When do we learn to imagine the future, and how is that capacity based on imagining the past? How does this kind of “mental time travel” develop? Lagatutta’s recent article in Child Development tracks the development of this impressive feat, thought by some to be uniquely human.
At 3 years of age, a variety of mental processes seem to undergo rapid development, including task-switching, theory of mind, linguistic generalization, and an understanding of time. Previous work by Lagatutta and colleagues showed that up to 39% of 3 year olds could attribute sadness in a story’s character to that character’s past experiences, indicating some burgeoning episodic awareness of time.
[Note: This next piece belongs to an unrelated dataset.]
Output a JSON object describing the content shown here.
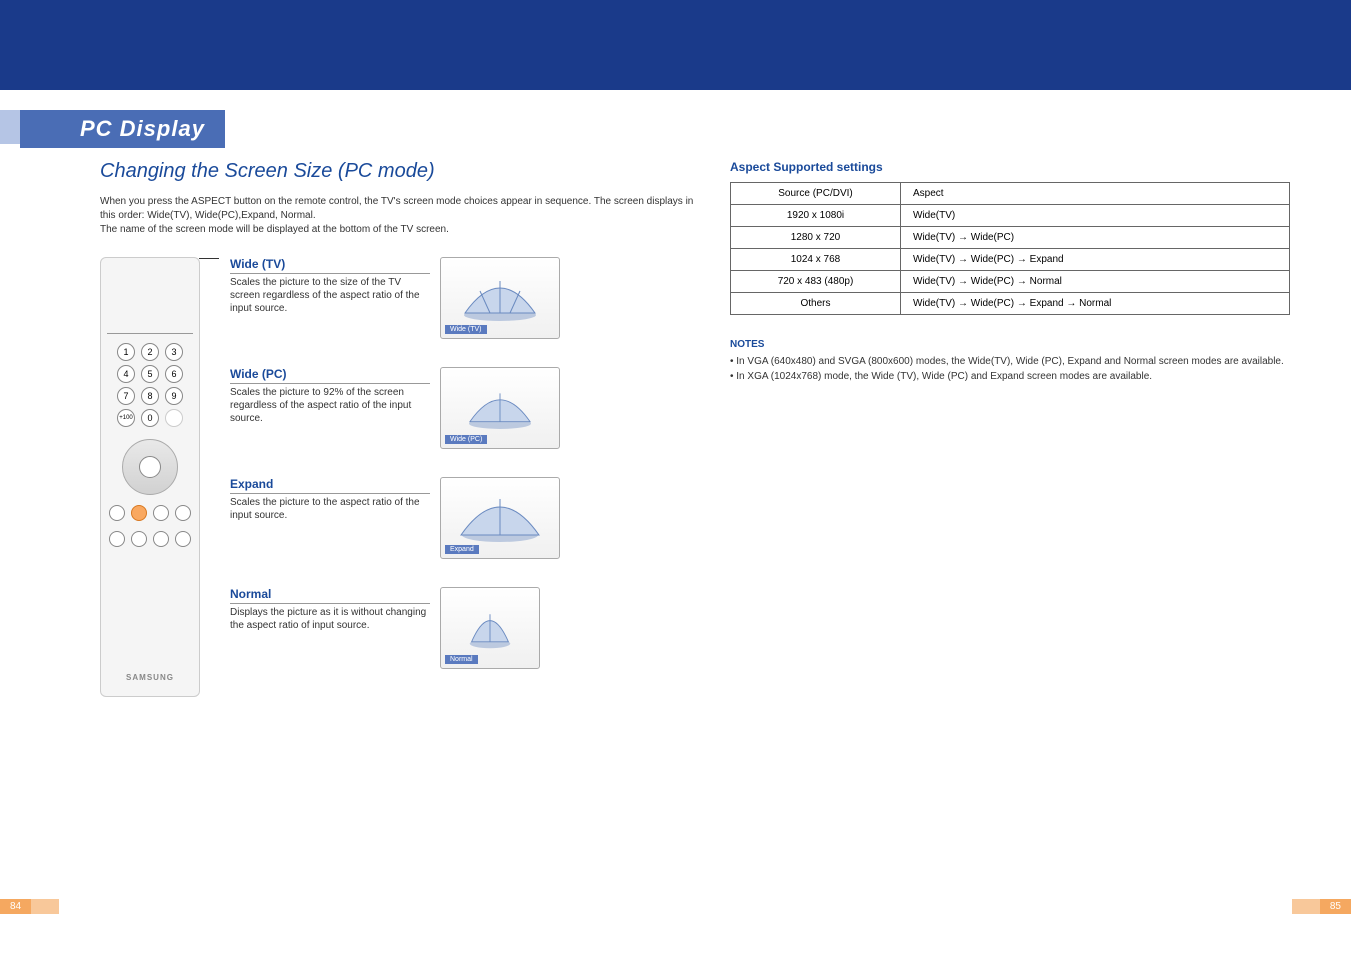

To follow-up, Lagatutta asked 64 children to read six stories, with visual illustrations on notecards, involving negative experiences caused by an entity that was itself later re-encountered. Each story had two alternate endings: in the “emotion” ending, the focal character is said to become worried after re-encountering the agent of the negative experience, whereas in the “behavior” ending, the focal character simply takes an action that might be motivated by such worry. Children were also asked control questions about a “naive” character who didn’t have the same previous experience as the focal character.
The results showed that only 4-year-olds provided fewer explanations of the focal character’s behavior or emotions that referenced the past and future than adults, when the sample was limited to only those subjects who didn’t also provide the same response for the naive friend. (Note: Other results from this first experiment may seem suspect due to the yes bias common among children of this age [particularly with the “prompted” explanations]). The authors conclude that an understanding of the person-specific nature of temporal experience continues to develop after age 4.
A second study with another group of 64 children involved the same characters and features, except that the causal agent of the negative experience was not re-encountered later; instead, something perceptually similar to that agent was encountered. In addition, children were asked to predict the focal character’s emotion for half the stories, and to interpret their behavior for the latter 3.
In the fist half, only three year olds failed to predict that the focal character would be worried more often than expected by chance, and fewer 3-year-olds provided explanations of the character’s states which involved time. Both 4- and 3-year-olds failed to assign neutral emotions to the naive character more often than would be expected by chance. Finally, all children were more likely to produce explanations involving time when they had been told about the character’s emotions rather than simply asked to interpret it.
The findings from this article are not surprising – young children are relatively poor at explaining other’s mental states, particularly when they must predict them in the first place, and these capacities improve with age. Nonetheless, they add to a growing body of literature showing that “mental time travel” is a challenging and late-developing cognitive skill. More importantly, these results begin to address some theoretical perspectives on “mental time travel,” which posit that imagination of the future is intrinsically based on our understanding of the past.
Lagattuta , K.H. (2007). Thinking About the Future Because of the Past: Young Children’s Knowledge About the Causes of Worry and Preventative Decisions. Child Development, 78(5), 1492-1509.